篠山市 泉集落に「寺子屋」現存 西嶋忠一さん方の一角

2018.03.27
ニュース丹波篠山市

篠山市内では唯一現存しているとされる、西嶋さん方の寺子屋=兵庫県篠山市泉で

兵庫県篠山市泉の西嶋忠一さん(82)の自宅の一角に、江戸時代に「寺子屋」として使われた建物が現存している。郷土史に詳しく、篠山市文化財保護審議会会長を務める今井進さん(69)=同市佐貫谷=は、「私が知りうる限りでは、篠山市内で寺子屋として建てた建物で現存しているものとしては唯一の存在。県内でも珍しいのでは」といい、「建築された年代は江戸後期と“若い”が、篠山の教育史を語る上で非常に価値ある建物。調査を進め、文化財指定をした上で大切に保存していくべき物件と考える」と話している。

忠一さんは西嶋家の8代目。曽祖父にあたる第5代・満次郎が大正3年(1914)に西嶋家の系譜を書き残しており、その中に寺子屋を建てた記述がある。

その記述をかいつまんでみると、「寛政10年(1798)生まれの第2代・中兵衛は、農業の合間に篠山藩士で儒学者の駒澤撫松を師として学び、晩年、寺子屋を開いた」とある。

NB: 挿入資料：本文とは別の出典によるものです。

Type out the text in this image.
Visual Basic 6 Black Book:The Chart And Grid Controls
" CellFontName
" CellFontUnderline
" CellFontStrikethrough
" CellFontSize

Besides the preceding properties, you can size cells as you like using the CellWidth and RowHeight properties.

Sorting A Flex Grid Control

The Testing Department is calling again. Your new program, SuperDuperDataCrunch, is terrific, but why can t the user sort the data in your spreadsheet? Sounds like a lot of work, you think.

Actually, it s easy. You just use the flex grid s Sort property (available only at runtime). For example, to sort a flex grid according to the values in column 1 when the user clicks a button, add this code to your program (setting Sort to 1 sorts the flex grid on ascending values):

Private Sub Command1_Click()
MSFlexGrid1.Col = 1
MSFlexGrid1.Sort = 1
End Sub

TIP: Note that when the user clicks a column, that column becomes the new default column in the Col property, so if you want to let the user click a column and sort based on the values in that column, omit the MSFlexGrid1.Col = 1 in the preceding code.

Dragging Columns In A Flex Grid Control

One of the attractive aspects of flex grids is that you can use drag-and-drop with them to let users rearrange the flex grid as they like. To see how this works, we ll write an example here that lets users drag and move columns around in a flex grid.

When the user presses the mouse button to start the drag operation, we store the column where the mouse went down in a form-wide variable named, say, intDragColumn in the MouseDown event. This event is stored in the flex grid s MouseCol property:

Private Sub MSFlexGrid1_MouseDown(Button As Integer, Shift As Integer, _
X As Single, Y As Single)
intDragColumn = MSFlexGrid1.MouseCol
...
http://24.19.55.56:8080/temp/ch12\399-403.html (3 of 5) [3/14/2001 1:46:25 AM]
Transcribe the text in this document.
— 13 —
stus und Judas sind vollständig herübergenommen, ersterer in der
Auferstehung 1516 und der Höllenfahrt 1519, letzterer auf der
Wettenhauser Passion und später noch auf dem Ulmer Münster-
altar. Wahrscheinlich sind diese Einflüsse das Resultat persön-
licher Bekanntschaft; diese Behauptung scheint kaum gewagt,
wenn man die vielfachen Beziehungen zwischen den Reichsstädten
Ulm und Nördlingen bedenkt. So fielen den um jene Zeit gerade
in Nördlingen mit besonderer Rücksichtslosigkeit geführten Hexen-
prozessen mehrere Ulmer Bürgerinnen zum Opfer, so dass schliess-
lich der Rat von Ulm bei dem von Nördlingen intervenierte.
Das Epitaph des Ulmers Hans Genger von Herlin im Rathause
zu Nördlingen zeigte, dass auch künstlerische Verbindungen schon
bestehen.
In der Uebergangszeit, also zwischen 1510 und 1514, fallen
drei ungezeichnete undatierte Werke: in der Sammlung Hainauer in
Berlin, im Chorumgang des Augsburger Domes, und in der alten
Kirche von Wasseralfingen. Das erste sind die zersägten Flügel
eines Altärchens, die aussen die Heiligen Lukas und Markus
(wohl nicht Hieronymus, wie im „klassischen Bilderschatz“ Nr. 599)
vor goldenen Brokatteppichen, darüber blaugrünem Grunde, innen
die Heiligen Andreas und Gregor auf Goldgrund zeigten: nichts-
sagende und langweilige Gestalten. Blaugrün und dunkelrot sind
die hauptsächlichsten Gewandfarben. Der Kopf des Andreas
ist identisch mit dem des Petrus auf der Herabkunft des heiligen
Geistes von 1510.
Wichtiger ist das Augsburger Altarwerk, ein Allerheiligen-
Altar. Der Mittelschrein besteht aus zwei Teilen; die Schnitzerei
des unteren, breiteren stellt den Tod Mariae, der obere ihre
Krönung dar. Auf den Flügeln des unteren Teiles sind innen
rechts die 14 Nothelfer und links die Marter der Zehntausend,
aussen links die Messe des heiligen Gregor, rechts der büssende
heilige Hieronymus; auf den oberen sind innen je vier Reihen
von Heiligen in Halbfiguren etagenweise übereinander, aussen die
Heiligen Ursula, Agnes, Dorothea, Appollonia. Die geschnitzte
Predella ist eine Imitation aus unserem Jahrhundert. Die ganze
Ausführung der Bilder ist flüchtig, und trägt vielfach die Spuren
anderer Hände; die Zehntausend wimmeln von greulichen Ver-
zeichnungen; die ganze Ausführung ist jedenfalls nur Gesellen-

今井さんは、「晩年とあるのは天保年間(1831―45年)初期を指していると思う。寺子屋が建てられたのはこの時期では」と推測し、「この時期は、庶民の教育を奨励した篠山藩4代藩主・青山忠裕の時代に合致する。身分に関係なく学問に触れることができた時代で、一農民が藩士に学びを請うことができた当時の教育環境を、西嶋さんの系譜からも感じ取ることができる。当時、篠山の学力は相当高かったと想像する」と話している。